Краски. История макияжа - стр. 11
Коко Шанель
Цвет, который красная краска придавала губам и щекам, вполне соответствовал идеалам красоты того времени – но мужчины желали оставаться в неведении относительно его искусственного происхождения. Ранние христианские писатели способствовали тому, чтобы макияж воспринимался как обман. Избавиться от этой ассоциации было трудно. Святой Киприан, например, заявлял, что раскрашивание губ и «наведение румянца» «изгоняют истину и лица, и ума, искажая их через собственную извращенную суть»[17]. В эпоху Возрождения идею, что макияж создает «фальшивое лицо», можно встретить и у Шекспира. Гамлет резко заявляет Офелии: «Слышал я и про ваше малевание, вполне достаточно; бог дал вам одно лицо, а вы себе делаете другое» (перевод Лозинского. – Прим. пер.). Датский критик Георг Брандес писал об отношении Шекспира к косметике: «Если Шекспир ненавидел что-нибудь в продолжение всей своей жизни такой страстной ненавистью, которая не находилась ни в какой пропорции с ничтожностью самого предмета, то это были […] румяна»[18].
С концом правления Елизаветы окончилось и монаршее благоволение на использование красок для лица. Макияж придворных дам становится более скромным. На рубеже XVII века в Англии отношение к румянам резко меняется: это связано с изменением политических взглядов и торжеством пуританских взглядов. В 1650 году в Долгом парламенте времен Оливера Кромвеля был представлен проект «Указа против порока раскрашивания лица, ношения черных мушек и нескромных одеяний женщин, будет зачитываться утром следующей пятницы»[19]. Правда, после первого же чтения от проекта было решено отказаться: очевидно, в английском обществе косметика уже занимала такое важное место, что запретить ее полностью не представлялось возможным. Бурно расцвели двойные стандарты – общественное мнение настаивало, что красить лицо неприемлемо, а мужчины втайне любовались румяными лицами дам. Некоторые даже делали это открыто: Сэмюэль Пипс, автор дневника о жизни Лондона, описывая, как дама, сплюнув, случайно попала в него, с иронией замечал: «Оказалось, что она совершенная красавица, и ее оплошность перестала меня заботить»[20]. В итоге было негласно решено: если уж все эти краски так необходимы, пользоваться ими надлежит таким образом, чтобы результат выглядел естественным.

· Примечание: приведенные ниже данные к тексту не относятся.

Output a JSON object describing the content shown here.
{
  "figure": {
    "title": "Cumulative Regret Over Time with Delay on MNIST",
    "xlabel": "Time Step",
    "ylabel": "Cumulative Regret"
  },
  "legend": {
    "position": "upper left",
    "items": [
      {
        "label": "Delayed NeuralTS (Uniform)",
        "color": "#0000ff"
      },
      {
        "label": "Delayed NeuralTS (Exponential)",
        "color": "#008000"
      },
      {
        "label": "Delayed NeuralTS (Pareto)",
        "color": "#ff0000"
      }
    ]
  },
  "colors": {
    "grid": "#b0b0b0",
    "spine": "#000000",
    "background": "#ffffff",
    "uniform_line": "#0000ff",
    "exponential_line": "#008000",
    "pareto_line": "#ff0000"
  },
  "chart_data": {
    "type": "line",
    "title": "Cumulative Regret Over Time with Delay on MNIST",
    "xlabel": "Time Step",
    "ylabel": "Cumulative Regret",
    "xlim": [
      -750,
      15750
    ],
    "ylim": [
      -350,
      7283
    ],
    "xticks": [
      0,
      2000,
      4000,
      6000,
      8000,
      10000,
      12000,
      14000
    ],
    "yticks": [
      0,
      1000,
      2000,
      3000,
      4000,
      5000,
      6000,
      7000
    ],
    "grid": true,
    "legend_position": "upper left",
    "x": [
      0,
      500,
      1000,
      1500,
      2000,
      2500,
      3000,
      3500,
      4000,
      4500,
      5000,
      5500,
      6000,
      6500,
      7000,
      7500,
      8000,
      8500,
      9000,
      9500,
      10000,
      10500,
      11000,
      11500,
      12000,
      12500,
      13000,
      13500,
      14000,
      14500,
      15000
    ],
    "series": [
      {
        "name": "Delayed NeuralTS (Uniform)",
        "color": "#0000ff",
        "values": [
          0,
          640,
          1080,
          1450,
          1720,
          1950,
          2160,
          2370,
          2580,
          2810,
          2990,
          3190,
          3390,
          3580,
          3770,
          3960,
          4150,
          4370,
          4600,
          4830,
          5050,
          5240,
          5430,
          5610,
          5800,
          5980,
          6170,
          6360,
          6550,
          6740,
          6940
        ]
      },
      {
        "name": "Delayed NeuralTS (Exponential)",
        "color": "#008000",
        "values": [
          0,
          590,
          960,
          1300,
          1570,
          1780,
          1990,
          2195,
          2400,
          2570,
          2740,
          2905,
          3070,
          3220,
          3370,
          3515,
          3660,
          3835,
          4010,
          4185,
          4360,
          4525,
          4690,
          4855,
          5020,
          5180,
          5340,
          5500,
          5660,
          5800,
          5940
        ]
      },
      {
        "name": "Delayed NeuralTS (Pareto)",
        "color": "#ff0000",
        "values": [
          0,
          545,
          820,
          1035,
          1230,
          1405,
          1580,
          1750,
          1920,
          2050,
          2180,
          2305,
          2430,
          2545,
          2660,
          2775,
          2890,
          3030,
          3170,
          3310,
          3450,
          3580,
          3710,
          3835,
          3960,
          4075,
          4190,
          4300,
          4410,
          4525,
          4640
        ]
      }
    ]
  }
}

Середина XVIII века в Европе отмечена усиленным использованием румян. Идеал красоты, который мы видим на портретах того времени, – бледное лицо с розовыми щеками (аналогично моде шестнадцатого века) и темными очерченными бровями. С помощью макияжа подчеркивался статус и демонстрировалась причастность к модным веяниям. Румяна наносились так щедро, что каждому очевидно – цель выглядеть естественно не преследовалась. Особенно это касается Франции, которая к этому моменту получает статус законодательницы моды для всей Европы. Придворный этикет французского двора подразумевает раскрашивание лица. Хотя основная часть работы по «наведению марафета» происходит за закрытыми дверями, нанесение макияжа и облачение в платье становится частью публичного представления под условным названием «утро аристократки» (примерно так же сегодня делаются съемки за кулисами модных съемок – то, что называют «бэкстейдж»). Маркиза де Помпадур, фаворитка французского короля Людовика XV, знаменита многочисленными портретами, где она изображается с явно нарумяненными щеками. Ее усилия не пропали даром: один из оттенков розового ныне известен как «розовый Помпадур». На портрете Франсуа Буше 1758 года она изображена у туалетного столика за нанесением румян миниатюрной кисточкой из небольшой пудреницы – редкий случай, когда искусство косметической живописи запечатлено в произведении искусства живописи художественной.